Ela descobriu o câncer no quinto mês da gravidez

Câncer na gravidez

Foto: Shutterstock

Descobrir uma doença grave na gestação é algo que pode mudar a vida de qualquer mulher, imagina só receber a notícia de um câncer na gravidez. Foi isso o que aconteceu com a representante comercial paulista, Priscila Lang de Moraes Baeta, de 36 anos, que soube da Leucemia ao quinto mês de gestação.

O diagnóstico se deu a partir de uma febre que não sanava, mesmo com os esforços e os remédios tomados. Priscila foi ao hospital buscando uma solução e, com a suspeita médica de algo mais grave, fez um hemograma. Três dias depois e, aos cinco meses e meio da gestação de sua primeira filha, ela recebeu o diagnóstico e foi internada imediatamente.

A partir daí foi necessário adotar uma rotina de urgência que durou dez dias. A mãe tomava corticóides e cortisona para desenvolver o pulmão do bebê, enquanto tomava quimios orais para não prejudicar a gravidez e combater o câncer. Mas Priscila só poderia ficar com sua filha dentro de si até que os níveis de células cancerígenas alcançassem um limite, o que ocorreu dez dias após a internação.

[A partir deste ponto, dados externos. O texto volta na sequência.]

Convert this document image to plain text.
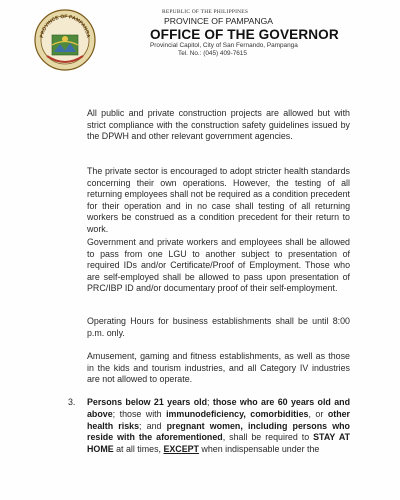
PROVINCE OF PAMPANGA
REPUBLIC OF THE PHILIPPINES
PROVINCE OF PAMPANGA
OFFICE OF THE GOVERNOR
Provincial Capitol, City of San Fernando, Pampanga
Tel. No.: (045) 409-7615

All public and private construction projects are allowed but with strict compliance with the construction safety guidelines issued by the DPWH and other relevant government agencies.

The private sector is encouraged to adopt stricter health standards concerning their own operations. However, the testing of all returning employees shall not be required as a condition precedent for their operation and in no case shall testing of all returning workers be construed as a condition precedent for their return to work.

Government and private workers and employees shall be allowed to pass from one LGU to another subject to presentation of required IDs and/or Certificate/Proof of Employment. Those who are self-employed shall be allowed to pass upon presentation of PRC/IBP ID and/or documentary proof of their self-employment.

Operating Hours for business establishments shall be until 8:00 p.m. only.

Amusement, gaming and fitness establishments, as well as those in the kids and tourism industries, and all Category IV industries are not allowed to operate.

3.	Persons below 21 years old; those who are 60 years old and above; those with immunodeficiency, comorbidities, or other health risks; and pregnant women, including persons who reside with the aforementioned, shall be required to STAY AT HOME at all times, EXCEPT when indispensable under the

Diante disso ela teve que ser transferida para outro hospital para fazer o parto e passou por uma cesárea de emergência, com risco alto de morte tanto para ela quanto para a criança. Por conta da prematuridade do bebê, o corte cesariano foi feito verticalmente para que a criança fosse retirada sem nenhum trauma ou pressão.

As duas sobreviveram à cirurgia e foram separadas. A mãe voltou ao hospital que estava, onde foi diretamente para a UTI (Unidade de Terapia Intensiva). Ali ela iria iniciar séries intensas de quimioterapia para compensar o tempo em que lutou contra a doença para não afetar a gestação.

"Foi difícil. Eu e minha filha ficamos em hospitais diferentes e isso foi extremamente desgastante. Meu cabelo caia e era muita informação para assimilar. Minha primeira filha na UTI neonatal, com o pulmão para desenvolver e eu longe, completamente fragilizada pela doença", conta Priscila que ficou cinco meses e meio internada.

Sua família teve, então, que lidar com o medo constante de que as duas não suportassem as adversidades. Mas se mantiveram fortes e foram parte fundamental na recuperação de ambas. "Minha família foi maravilhosa. Mãe, pai, tia, irmão, a família do meu marido… Todo mundo em função de nós duas num momento tão difícil. Eles se dividiram e ficaram um pouco em cada hospital. O apoio foi fundamental para a recuperação, tanto emocional, quanto financeira", explica a representante comercial.

Manuela, hoje com um ano e quatro meses, era muito frágil quando nasceu e teve que passar por uma cirurgia no coração para que uma válvula, aberta pela prematuridade, fosse fechada. "A Manu passou por cirurgias, mas eu não fiquei sabendo. Minha família foi me contar sobre elas muito depois do ocorrido", relata Priscila. Além da cardíaca, a menina ainda operou a coluna, teve uma displasia pulmonar, infecção e foi submetida a uma cirurgia de hérnia esse ano.

Vida Nova

A pequena Manu teve alta antes da mãe e foi cuidada pelo pai, pelos avós e por uma enfermeira que auxiliou a família enquanto a mamãe continuava internada. Em Novembro, a representante comercial passou por um transplante de medula e seu marido, engenheiro, chegou a se afastar de seu emprego em uma multinacional para ajudar enquanto sua mãe e sua sogra se revezavam nos hospitais.

Apesar de a paulista ter ficado com algumas sequelas, como não poder mais ter filhos e adquirido uma doença autoimune chamada púrpura, sua condição é estável e, com observação constante, acompanhamento médico e alguns remédios regulares, ela pode controlar sua condição. Já a pequena Manu está se desenvolvendo bem e não apresenta qualquer dano por ter nascido prematura.


Priscila vê para si e sua família um futuro promissor depois dessa experiência traumatizante. "A única coisa que quero é criar minha filha com alegria e felicidade. Passar para ela muita força, para que ela saiba o quão guerreira é. Agora eu só quero ser feliz com ela e com a minha família", desabafa.

E alerta para a brevidade do tempo, afirmando que é melhor não viver em função de planos a médio e longo prazo, já que não sabemos como será o dia de amanhã. "Temos ilusão de que podemos conduzir nossas vidas, mas o futuro a Deus pertence. Quero viver um dia de cada vez, sendo otimista e feliz. E aproveitar cada instante", conta.